Like Obama, who chronicled his multicultural upbringing in a best-selling autobiography, “Dreams From My Father,” Blanco has been on a quest for personal identity through the written word. He said his affinity for Obama springs from his own feeling of straddling different worlds; he is Latino and gay (and worked as a civil engineer while pursuing poetry). His poems are laden with longing for the sights and smells of the land his parents left behind.

“Since the beginning of the campaign, I totally related to his life story and the way he speaks of his family, and of course his multicultural background,” Blanco, who was born to Cuban parents in Spain, then raised and educated in Miami, told the Times. “There has always been a spiritual connection in that sense. I feel in some ways that when I’m writing about my family, I’m writing about him.”

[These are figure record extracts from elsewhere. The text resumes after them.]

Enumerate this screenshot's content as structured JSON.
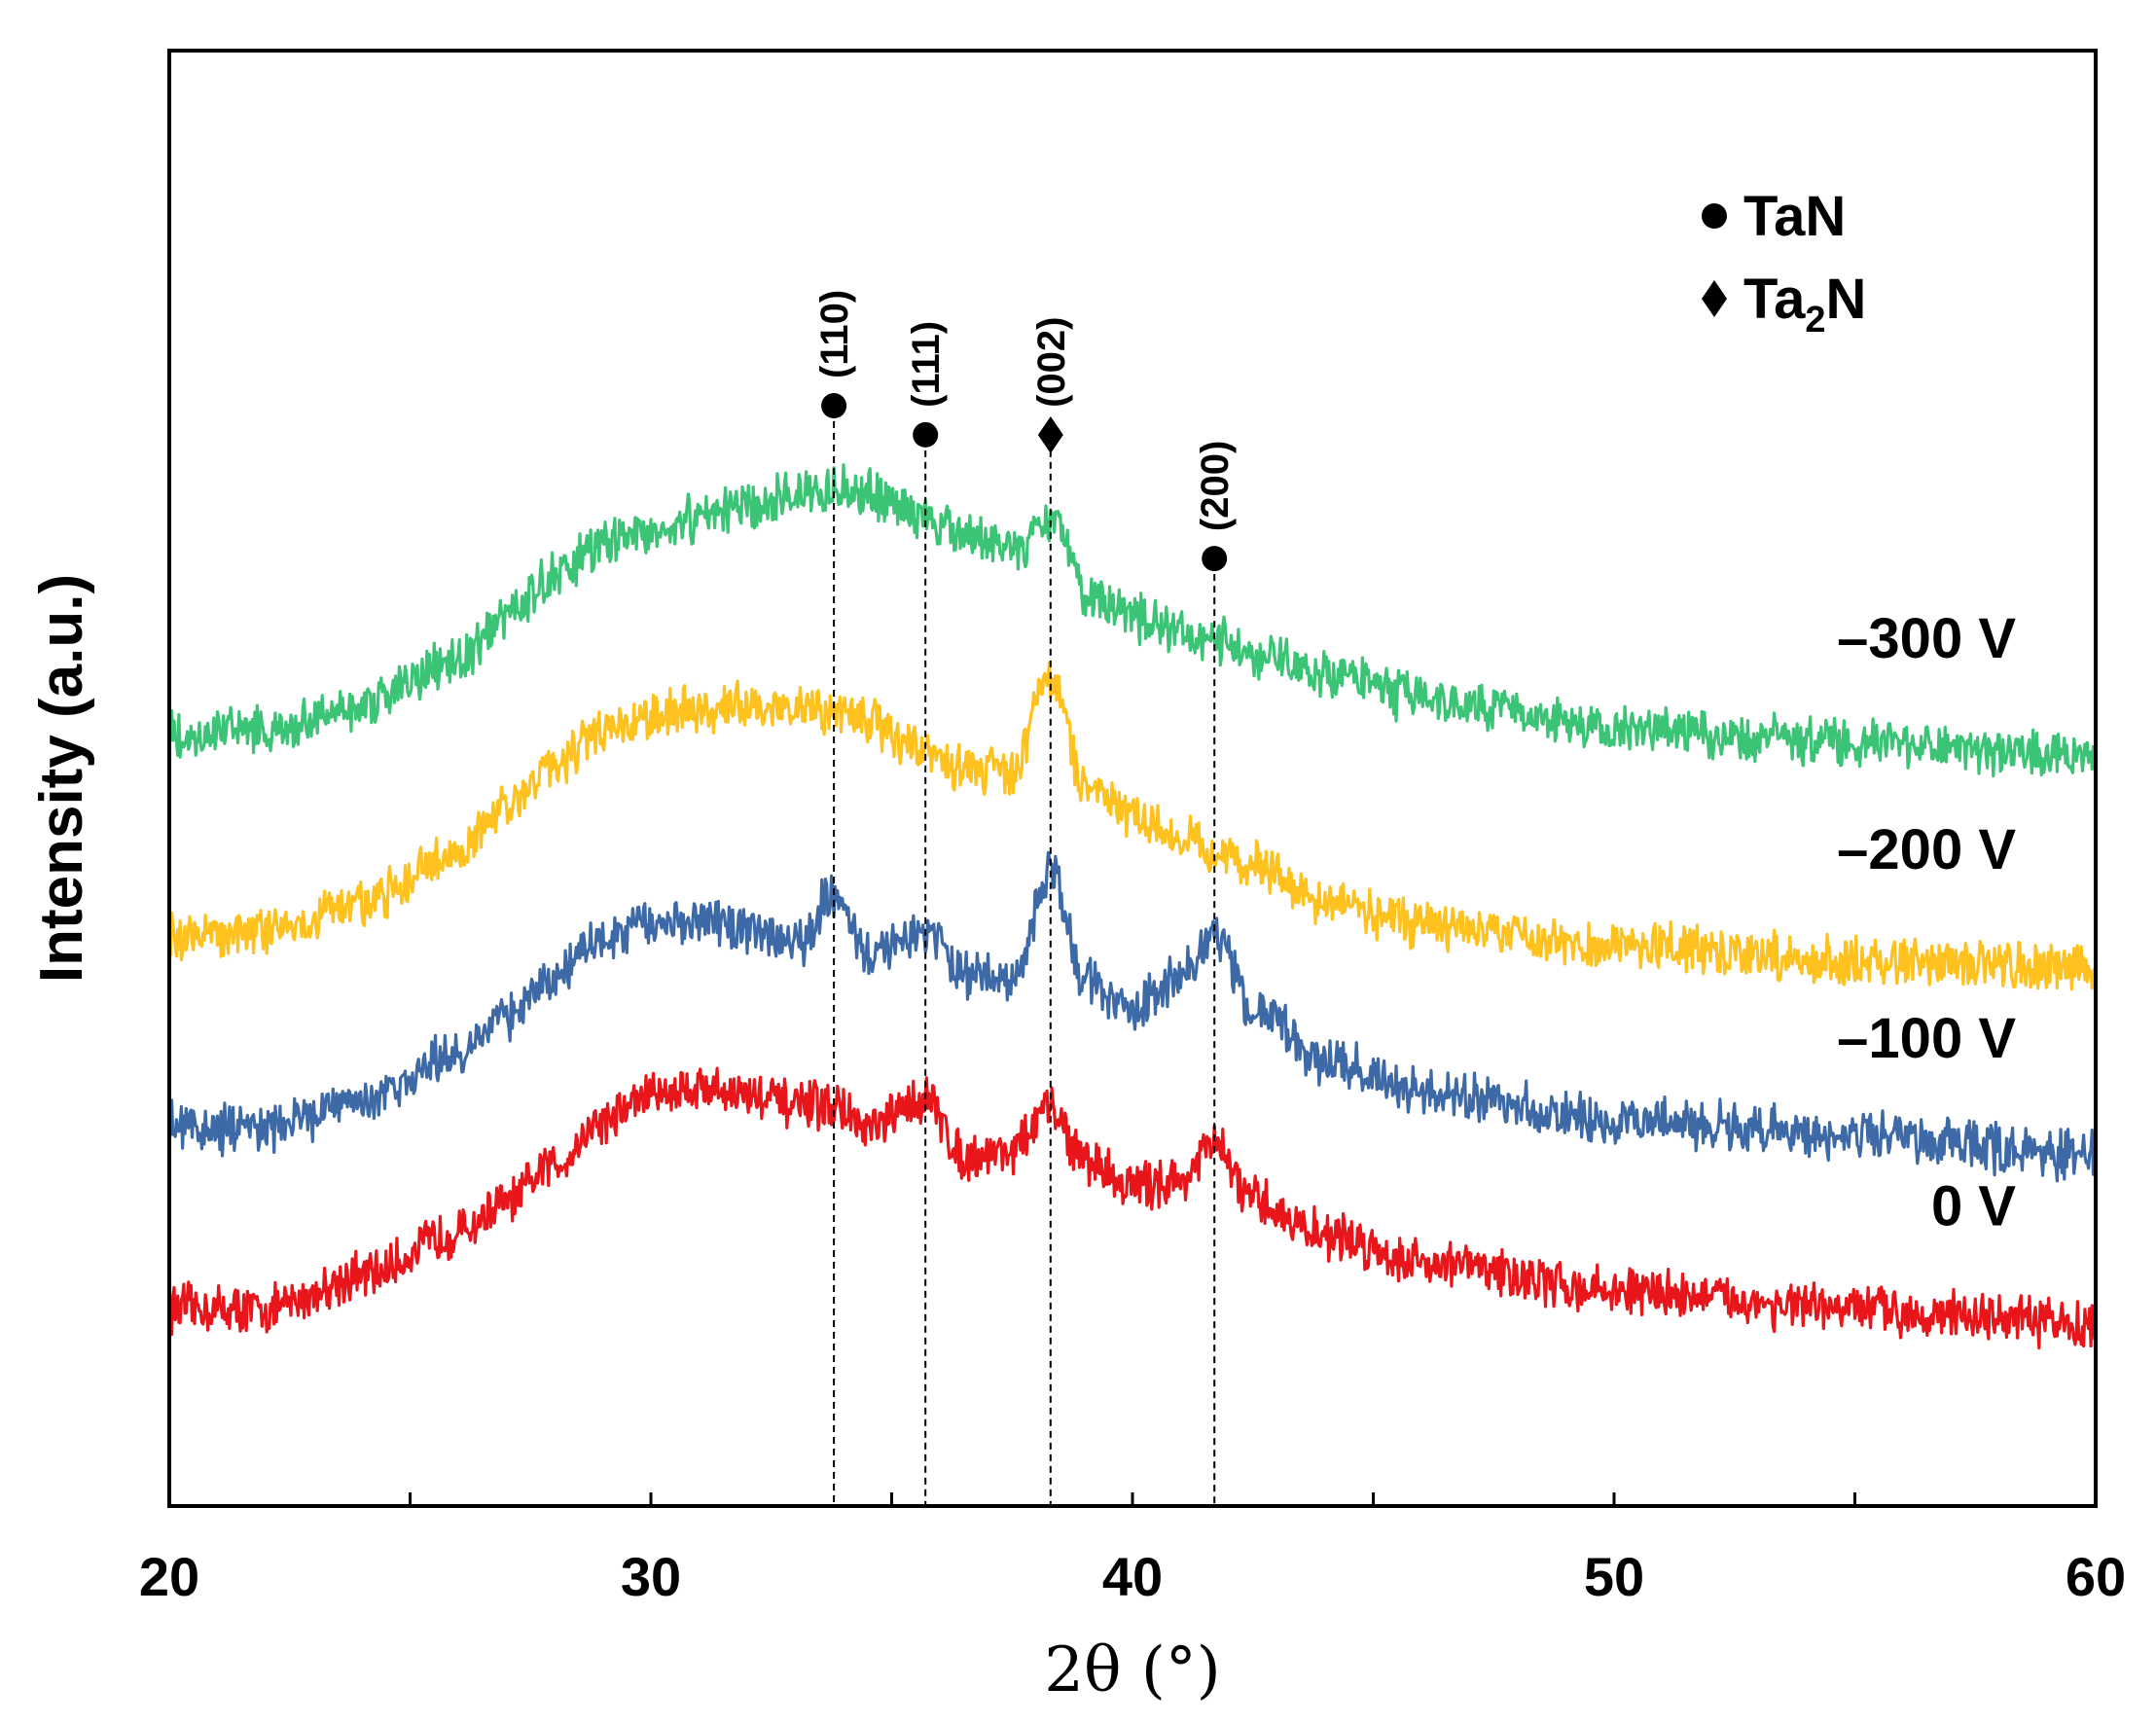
{
  "chart_data": {
    "type": "line",
    "xlabel": "2θ (°)",
    "ylabel": "Intensity (a.u.)",
    "xlim": [
      20,
      60
    ],
    "ylim": [
      0,
      100
    ],
    "xticks": [
      "20",
      "30",
      "40",
      "50",
      "60"
    ],
    "legend": {
      "position": "top-right",
      "entries": [
        {
          "marker": "circle",
          "label": "TaN"
        },
        {
          "marker": "diamond",
          "label": "Ta",
          "subscript": "2",
          "suffix": "N"
        }
      ]
    },
    "peaks": [
      {
        "x": 33.8,
        "label": "(110)",
        "marker": "circle",
        "phase": "TaN"
      },
      {
        "x": 35.7,
        "label": "(111)",
        "marker": "circle",
        "phase": "TaN"
      },
      {
        "x": 38.3,
        "label": "(002)",
        "marker": "diamond",
        "phase": "Ta2N"
      },
      {
        "x": 41.7,
        "label": "(200)",
        "marker": "circle",
        "phase": "TaN"
      }
    ],
    "series": [
      {
        "name": "0 V",
        "color": "#e8161b",
        "x": [
          20,
          22,
          24,
          26,
          27,
          28,
          29,
          30,
          31,
          32,
          33,
          33.8,
          34.5,
          35.7,
          36.5,
          37.5,
          38.3,
          39,
          40,
          41,
          41.7,
          42.5,
          44,
          46,
          50,
          55,
          60
        ],
        "y": [
          13.6,
          13.5,
          15.8,
          18.8,
          20.8,
          23.5,
          26.5,
          28.3,
          28.8,
          28.3,
          27.5,
          27.5,
          25.8,
          28.0,
          24.0,
          24.5,
          27.3,
          23.8,
          22.0,
          22.4,
          24.8,
          20.9,
          18.6,
          16.8,
          14.8,
          13.5,
          12.5
        ]
      },
      {
        "name": "-100 V",
        "color": "#3d6aa6",
        "x": [
          20,
          22,
          24,
          26,
          27,
          28,
          29,
          30,
          31,
          32,
          33,
          33.8,
          34.5,
          35.7,
          36.5,
          37.5,
          38.3,
          39,
          40,
          41,
          41.7,
          42.5,
          44,
          46,
          50,
          55,
          60
        ],
        "y": [
          26.0,
          25.8,
          28.0,
          31.0,
          33.5,
          36.5,
          39.0,
          40.0,
          40.0,
          39.5,
          38.5,
          42.0,
          38.0,
          39.5,
          36.5,
          36.3,
          43.5,
          36.0,
          34.0,
          36.5,
          39.5,
          34.3,
          30.5,
          28.5,
          26.5,
          25.5,
          24.0
        ]
      },
      {
        "name": "-200 V",
        "color": "#fec11d",
        "x": [
          20,
          22,
          24,
          26,
          27,
          28,
          29,
          30,
          31,
          32,
          33,
          33.8,
          34.5,
          35.7,
          36.5,
          37.5,
          38.3,
          39,
          40,
          41,
          41.7,
          42.5,
          44,
          46,
          50,
          55,
          60
        ],
        "y": [
          39.0,
          39.5,
          41.5,
          45.0,
          48.0,
          51.0,
          53.5,
          54.5,
          54.8,
          55.0,
          55.0,
          54.5,
          54.0,
          52.0,
          50.5,
          50.5,
          57.0,
          49.5,
          47.5,
          46.0,
          45.0,
          44.0,
          41.5,
          40.0,
          38.5,
          37.5,
          37.0
        ]
      },
      {
        "name": "-300 V",
        "color": "#3cc476",
        "x": [
          20,
          22,
          24,
          26,
          27,
          28,
          29,
          30,
          31,
          32,
          33,
          33.8,
          34.5,
          35.7,
          36.5,
          37.5,
          38.3,
          39,
          40,
          41,
          41.7,
          42.5,
          44,
          46,
          50,
          55,
          60
        ],
        "y": [
          53.0,
          53.2,
          55.0,
          58.0,
          61.0,
          64.0,
          66.0,
          67.0,
          67.8,
          68.8,
          69.5,
          70.0,
          69.5,
          68.0,
          66.5,
          65.5,
          68.0,
          63.0,
          61.0,
          60.0,
          59.5,
          58.5,
          57.0,
          55.5,
          53.5,
          52.5,
          51.5
        ]
      }
    ]
  }
}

Blanco was conceived in Cuba, born in Spain and raised and educated in Miami, where his mother was a bank teller, his father a bookkeeper, and his grandmother — “abuela” in his poems — was a looming, powerful presence. Family folklore has it that he was named for Richard M. Nixon, his father’s favorite president, who took a strong stand against Fidel Castro.

The Blanco home was a modest place where pork was served on Thanksgiving (in his first published poem, “América,” Blanco writes that he insisted one year on having turkey), and Latin music played on holidays and birthdays. Theirs was a world dominated by food and family, where “mango,” as Blanco writes in another poem, “Mango, Number 61,””was abuela and I hunched over the counter covered with the Spanish newspaper, devouring the dissected flesh of the fruit slithering like molten gold through our fingers.”